The frescoes, located high in the southern transept of the church, were whitewashed over and forgotten until the 1930s, when they were uncovered. But it was not until conservation work began on the roof structure in 2009 that they could be proven to date back to the construction of the cathedral more than 1,000 years ago.
Dendrochronological tests revealed that wood in the masonry dated from AD1000, contradicting the previously held dating of the cathedral to around AD1065. The new dating “fits with what we know about a massive destruction in 994,” says Birgit Neuhäuser, a spokeswoman for the Bavarian State Office for Heritage Protection.

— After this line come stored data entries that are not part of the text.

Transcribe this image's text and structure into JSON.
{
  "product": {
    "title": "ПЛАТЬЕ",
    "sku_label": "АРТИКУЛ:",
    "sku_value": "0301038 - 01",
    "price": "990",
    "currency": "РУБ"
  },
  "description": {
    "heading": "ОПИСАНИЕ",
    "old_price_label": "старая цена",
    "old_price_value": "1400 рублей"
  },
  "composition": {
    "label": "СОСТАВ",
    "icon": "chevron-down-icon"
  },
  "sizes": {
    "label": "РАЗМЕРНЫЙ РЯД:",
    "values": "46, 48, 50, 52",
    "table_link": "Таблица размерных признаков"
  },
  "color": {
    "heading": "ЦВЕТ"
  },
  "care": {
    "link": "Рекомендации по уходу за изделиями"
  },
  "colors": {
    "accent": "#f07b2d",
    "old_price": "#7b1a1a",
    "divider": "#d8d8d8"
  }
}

“The oldest frescoes are the first layer above the masonry, and are therefore part of the original decor of the church,” Neuhäuser says. “We can assume that in the case of an important Episcopal church, the frescoes would have been painted soon after the construction, so soon after AD1000.”

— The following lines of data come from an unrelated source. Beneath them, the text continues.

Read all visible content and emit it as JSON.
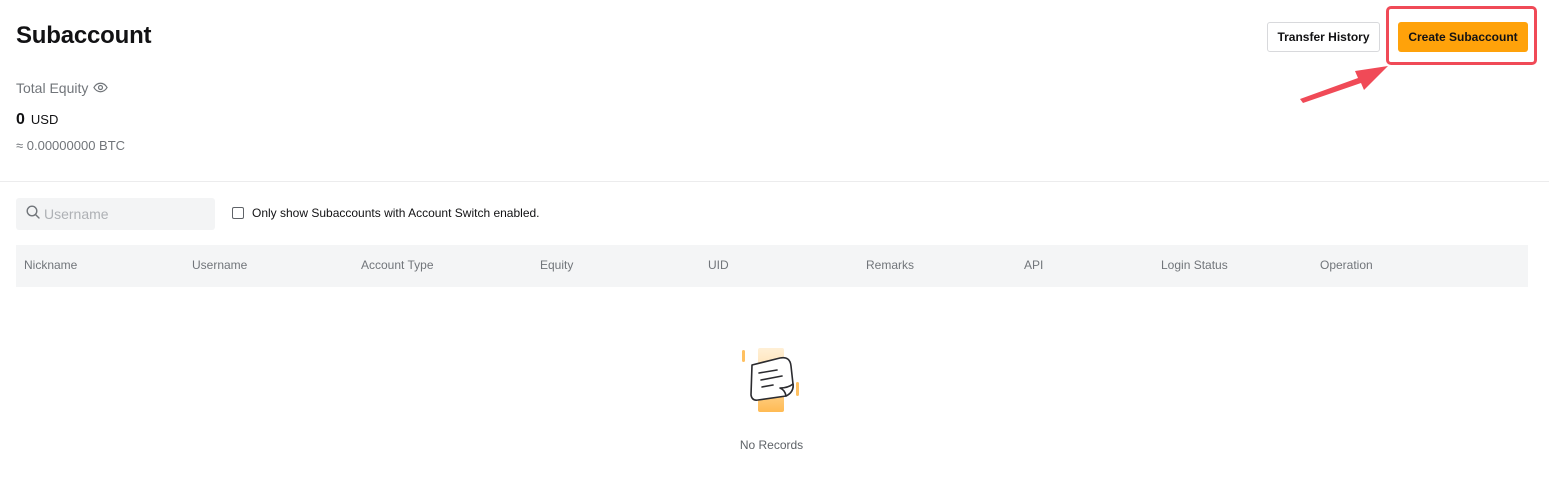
{
  "header": {
    "title": "Subaccount",
    "transfer_history_label": "Transfer History",
    "create_subaccount_label": "Create Subaccount"
  },
  "equity": {
    "label": "Total Equity",
    "value": "0",
    "unit": "USD",
    "btc_approx": "≈ 0.00000000 BTC"
  },
  "filters": {
    "search_placeholder": "Username",
    "search_value": "",
    "switch_filter_label": "Only show Subaccounts with Account Switch enabled.",
    "switch_filter_checked": false
  },
  "table": {
    "columns": [
      "Nickname",
      "Username",
      "Account Type",
      "Equity",
      "UID",
      "Remarks",
      "API",
      "Login Status",
      "Operation"
    ],
    "rows": [],
    "empty_text": "No Records"
  },
  "colors": {
    "accent": "#ffa20a",
    "highlight": "#f04a57"
  },
  "icons": {
    "equity_visibility": "eye-icon",
    "search": "search-icon",
    "empty_state": "empty-document-icon"
  }
}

In artistic style, the frescoes bear a strong resemblance to the tenth-century wall paintings at the Church of St George on the island of Reichenau on Lake Constance, near Germany’s border with Switzerland. The island owes its Unesco World Heritage status in part to the frescoes. Apart from the Reichenau church frescoes, the Augsburg paintings are the biggest preserved frescoes of their era in the German-speaking countries, says Mathias Pfeil, the head of the Bavarian State Office for Heritage Protection.

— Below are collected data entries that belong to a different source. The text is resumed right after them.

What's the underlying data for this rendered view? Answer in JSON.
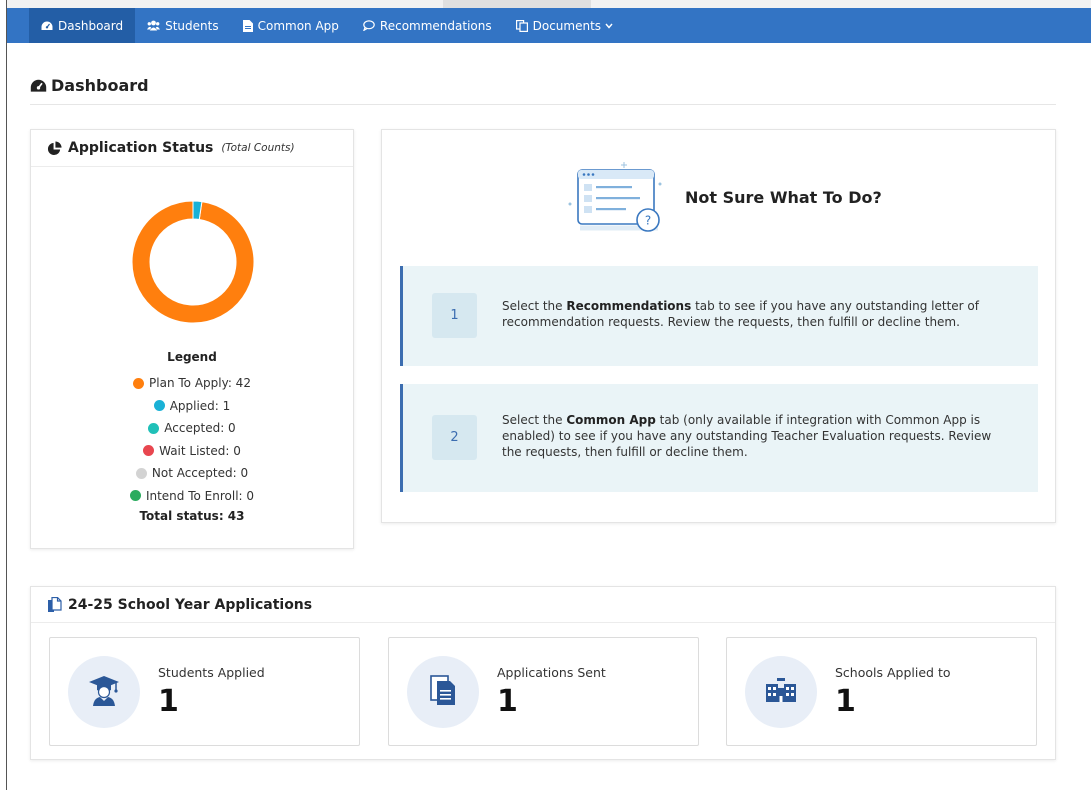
{
  "nav": {
    "items": [
      {
        "label": "Dashboard",
        "icon": "tachometer-icon",
        "active": true
      },
      {
        "label": "Students",
        "icon": "users-icon"
      },
      {
        "label": "Common App",
        "icon": "file-icon"
      },
      {
        "label": "Recommendations",
        "icon": "comment-icon"
      },
      {
        "label": "Documents",
        "icon": "copy-icon",
        "dropdown": true
      }
    ],
    "color": "#3374c4"
  },
  "page": {
    "title": "Dashboard"
  },
  "status": {
    "title": "Application Status",
    "subtitle": "(Total Counts)",
    "legend_title": "Legend",
    "legend": [
      {
        "label": "Plan To Apply: 42",
        "color": "#ff7f0e"
      },
      {
        "label": "Applied: 1",
        "color": "#1ab1d6"
      },
      {
        "label": "Accepted: 0",
        "color": "#20c0b8"
      },
      {
        "label": "Wait Listed: 0",
        "color": "#e8464f"
      },
      {
        "label": "Not Accepted: 0",
        "color": "#d3d3d3"
      },
      {
        "label": "Intend To Enroll: 0",
        "color": "#2aab5e"
      }
    ],
    "total": "Total status: 43"
  },
  "chart_data": {
    "type": "pie",
    "categories": [
      "Plan To Apply",
      "Applied",
      "Accepted",
      "Wait Listed",
      "Not Accepted",
      "Intend To Enroll"
    ],
    "values": [
      42,
      1,
      0,
      0,
      0,
      0
    ],
    "colors": [
      "#ff7f0e",
      "#1ab1d6",
      "#20c0b8",
      "#e8464f",
      "#d3d3d3",
      "#2aab5e"
    ],
    "donut": true
  },
  "help": {
    "heading": "Not Sure What To Do?",
    "steps": [
      {
        "num": "1",
        "pre": "Select the ",
        "bold": "Recommendations",
        "post": " tab to see if you have any outstanding letter of recommendation requests. Review the requests, then fulfill or decline them."
      },
      {
        "num": "2",
        "pre": "Select the ",
        "bold": "Common App",
        "post": " tab (only available if integration with Common App is enabled) to see if you have any outstanding Teacher Evaluation requests. Review the requests, then fulfill or decline them."
      }
    ]
  },
  "apps": {
    "title": "24-25 School Year Applications",
    "stats": [
      {
        "label": "Students Applied",
        "value": "1",
        "icon": "graduate-icon"
      },
      {
        "label": "Applications Sent",
        "value": "1",
        "icon": "documents-icon"
      },
      {
        "label": "Schools Applied to",
        "value": "1",
        "icon": "school-icon"
      }
    ]
  }
}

The wall paintings have been carefully cleaned by a team of restorers led by the Bavarian State Office for Heritage Protection, who also took conservation measures such as securing the plaster. They have been carefully photographed and studied.
Though they are severely faded and fragmented, two scenes and the remains of a third could be identified, including the beheading of the saint and his burial, on the western wall. The frescoes presumed to have depicted John the Baptist’s birth and baptism on the southern wall were probably destroyed in the middle of the 14th century, when a Gothic window was installed, the conservation team says.
Given the height of the frescoes in the church, there is no need for special conservation measures in the long term, according to Neuhäuser. “They are not under any particular stress” from the humidity or heat generated by visitors’ traffic, she says. “After cleaning and conservation, they are in a stable and sustainable condition.”
The team plans to examine the roof area and the northern transept of the church for further fresco remnants. The research and conservation work is financed by the Beate and Hans Peter Autenrieth Foundation, the Siegfried and Elfriede Denzel Foundation and the Augsburg diocese.